Marina Manda Lembranças U m livro intenso tem habitado minha vida nas últimas semanas, "A Imperatriz de Ferro", da historiad...
Marina Manda Lembranças
O diálogo que até então travávamos em silêncio, pareceu ganhar outra dimensão. Mal a reconhecia, porém. A mulher que eu guardava na lembrança era, não só mais jovem, como moderna, vestida à moda ocidental, o cabelo mal batendo nos ombros. Esta, ao contrário, tinha o corpo oculto por um traje chinês longo e largo, de grandes mangas, bordado. E o cabelo havia-se transformado em cabeleira farta, presa ao alto em estranho penteado.
Mais adiante, na entrevista, Yung Chang explicou. Em homenagem ao seu livro e à sua personagem, vestia um traje original, da época da Imperatriz Cixi, presente de uma colecionadora italiana, leitora apaixonada de seu outro livro,"Cisnes Selvagens".
Aos nossos ouvidos, Cixi parece apelido pouco consoante com a mulher que com mão forte levou a China para a modernidade, em meados do século XIX. Mas Cixi, que também pode ser grafado Tzu Hsi, é o nome que recebeu ao ingressar na corte quando, aos 16 anos, foi selecionada entre as jovens mais promissoras do pais, para ser concubina do imperador. Significa "gentil e alegre". Como se chamasse antes não se sabe. Nomes femininos não mereciam registro, e ela consta apenas como "mulher da família Nala".
Por ser mulher, a Imperatriz de Ferro governou sempre atrás de um biombo de seda. Os dignitários, embaixadores, colaboradores e chefes militares que despachavam com ela na sala de audiências, e que se ajoelhavam batendo três vezes com a fronte no chão, não deviam vê-la. Viúva, ela reinou sobre um país imenso e poderoso, mas à sombra de dois imperadores. Primeiro o filho, que morreu de varíola aos 18 anos, depois o sobrinho, adotado por ela aos 3 anos para tornar-se imperador.
Yung Chang nos conta a história dessa mulher determinada, numa China que não deixava espaço para a determinação das mulheres. Foi governante acima de tudo. Um dia antes de morrer, sabendo que morreria, mandou envenenar o filho adotivo, também moribundo, para que não houvesse risco de que, recuperado, arruinasse com seu temperamento fraco a China que ela havia lutado para construir. Conheci Yung Chang em 1995, quando veio ao Brasil para o lançamento de "Cisnes Selvagens", seu primeiro livro.
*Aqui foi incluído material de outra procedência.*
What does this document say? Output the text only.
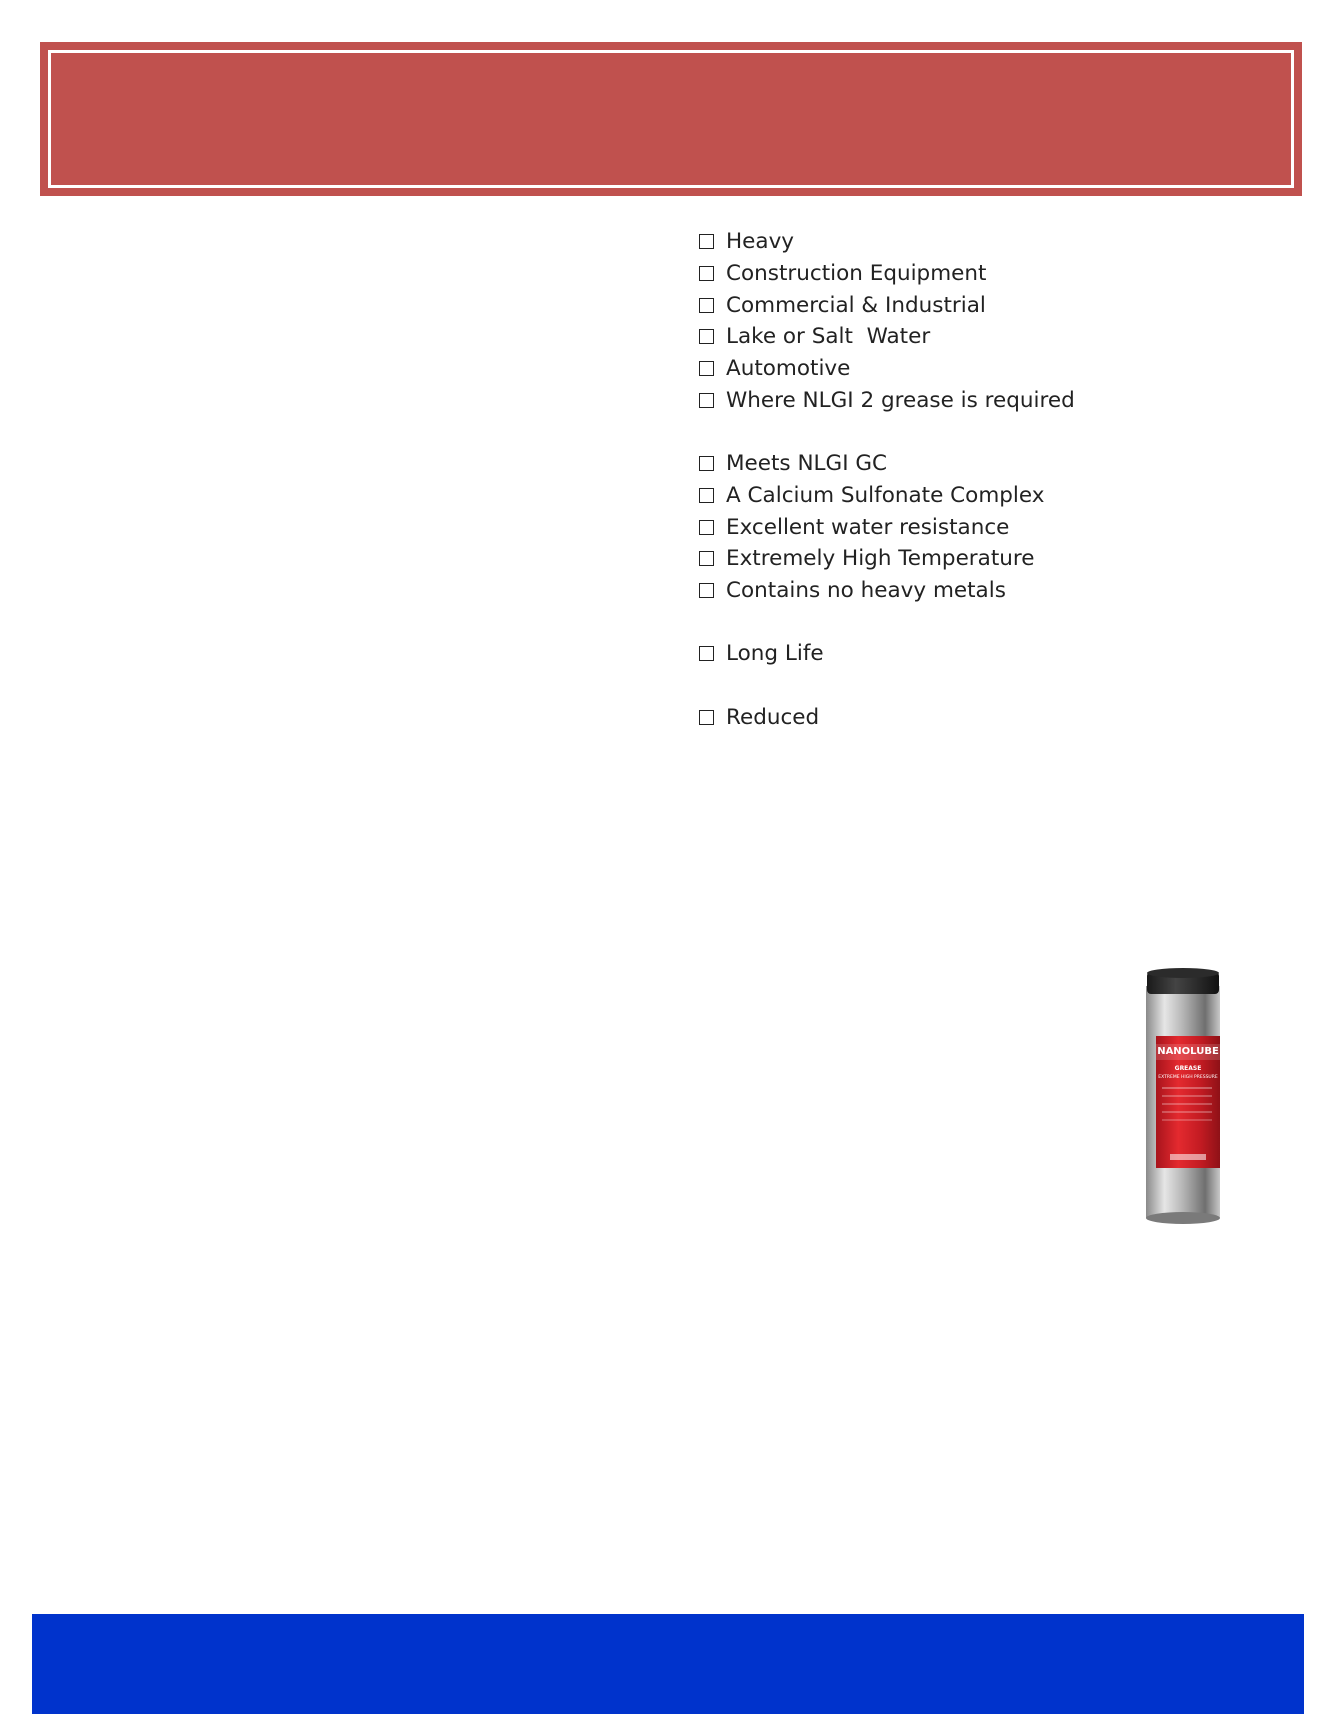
Heavy
Construction Equipment
Commercial & Industrial
Lake or Salt  Water
Automotive
Where NLGI 2 grease is required
Meets NLGI GC
A Calcium Sulfonate Complex
Excellent water resistance
Extremely High Temperature
Contains no heavy metals
Long Life
Reduced
NANOLUBE
GREASE
EXTREME HIGH PRESSURE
Na época, escrevi numa crônica como ela começou a fala tirando da bolsa, e nos mostrando, a braçadeira que havia usado quando Guarda Vermelha, e o sapatinho de cetim da sua avó, que durante toda a vida sofrera dores nos pés encolhidos. Yung Chang começava sua carreira contando parte da história da China através de vidas femininas. No meu exemplar do livro, encontro anotado: "Apresentei Yung Chang em sua conferência na Casa Lauro Alvim. A mãe, que estava com ela, não fala outra língua a não ser chinês, mas vê-la falar é encantador. Ela se acende quando fala. Ambas têm uma pele maravilhosa, compacta, uniforme. (....) Em seu livro, ela se refere, como ponto de beleza, a pessoas de pele branca e rosada. Comprova-se que os "amarelos" só são amarelos para nós. Nem uma única vez ela se refere a essa cor de pele. Os chineses se vêm absolutamente brancos"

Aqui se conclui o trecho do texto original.